Das stößt in der Ukraine weiter auf Kritik. „Vielen Dank für die 5000 Helme, aber damit können wir unser Land nicht verteidigen“, sagte Vitali Klitschko, Bürgermeister von Kiew. Rückendeckung erhielt die Bundesregierung von US-Außenminister Antony Blinken. Deutschland zeige große Solidarität und habe klar gemacht, dass Präsident Putin im Fall eines Angriffes mit weitreichenden Konsequenzen rechnen müsse. Er versicherte, dass die Ukraine sich der Unterstützung sicher sein könne. Hier gehe es nicht nur um die Sicherheit der Menschen, sondern um Prinzipien und das Verteidigen der Regeln. „Wir werden alles tun, was wir können“, sagte Blinken.
Verstöße gegen die Waffenruhe im Konfliktgebiet in der Ostukraine
Unterdessen blieb im Konfliktgebiet in der Ostukraine blieb die Lage angespannt. Die Aufständischen in den Gebieten Donezk und Luhansk teilten mit, seit Mitternacht seien mehrere Dutzend Granaten auf ihr Gebiet abgefeuert worden. Gegenüber dem Vortrag sei der Beschuss deutlich intensiviert worden - trotz eines geltenden Waffenstillstands. Die ukrainische Armee sprach ebenfalls von knapp drei Dutzend Verstößen. Diese Angaben ließen sich nicht unabhängig überprüfen. Auch ob es bei den neuen Angriffen Opfer gab, war zunächst nicht bekannt. Die Seiten geben einander die Schuld am Aufflammen der Gewalt.
In der aktuellen Situation ist diese Entwicklung besonders gefährlich. Darauf wies auch Blinken in München hin. Alles, was derzeit zu beobachten sei, sei „Teil eines Szenarios, das bereits im Gange ist: nämlich falsche Provokationen zu schaffen, dann auf diese Provokationen reagieren zu müssen und schließlich eine neue Aggression gegen die Ukraine zu begehen“. Die US-Regierung fürchtet, Moskau könne künstlich einen Vorfall inszenieren, um damit schließlich den Angriff auf die Ukraine zu rechtfertigen.

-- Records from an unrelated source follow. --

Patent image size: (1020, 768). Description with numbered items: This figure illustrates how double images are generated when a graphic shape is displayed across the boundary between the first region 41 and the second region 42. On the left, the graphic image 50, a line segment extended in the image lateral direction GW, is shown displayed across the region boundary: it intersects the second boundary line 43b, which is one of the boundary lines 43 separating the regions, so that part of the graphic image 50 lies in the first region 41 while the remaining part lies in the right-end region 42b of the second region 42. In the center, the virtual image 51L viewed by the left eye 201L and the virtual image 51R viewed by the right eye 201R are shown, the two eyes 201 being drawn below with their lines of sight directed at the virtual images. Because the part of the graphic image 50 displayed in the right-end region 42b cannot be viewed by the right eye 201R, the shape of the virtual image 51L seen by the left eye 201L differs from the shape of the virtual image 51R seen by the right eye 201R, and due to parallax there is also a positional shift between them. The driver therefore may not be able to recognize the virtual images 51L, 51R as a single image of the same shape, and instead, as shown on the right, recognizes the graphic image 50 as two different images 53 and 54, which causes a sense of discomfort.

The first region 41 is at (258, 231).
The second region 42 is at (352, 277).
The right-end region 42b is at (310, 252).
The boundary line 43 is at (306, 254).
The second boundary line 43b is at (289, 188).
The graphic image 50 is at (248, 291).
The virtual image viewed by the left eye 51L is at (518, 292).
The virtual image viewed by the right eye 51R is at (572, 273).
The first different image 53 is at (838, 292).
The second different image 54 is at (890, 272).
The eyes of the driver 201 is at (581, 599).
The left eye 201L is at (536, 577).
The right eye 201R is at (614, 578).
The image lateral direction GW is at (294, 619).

Die Münchner Sicherheitskonferenz tagt unter strengen Corona-Auflagen. Statt der sonst mehr als 2000 Teilnehmer sind diesmal nur 600 zugelassen. An dem Expertentreffen zur Sicherheitspolitik nehmen insgesamt 30 Staats- und Regierungschefs teil, außerdem mehr als 80 Minister. Überschattet wurde das Treffen von Vorwürfen gegenüber Konferenzleiter Wolfgang Ischinger, er habe privat an der Sicherheitskonferenz verdient.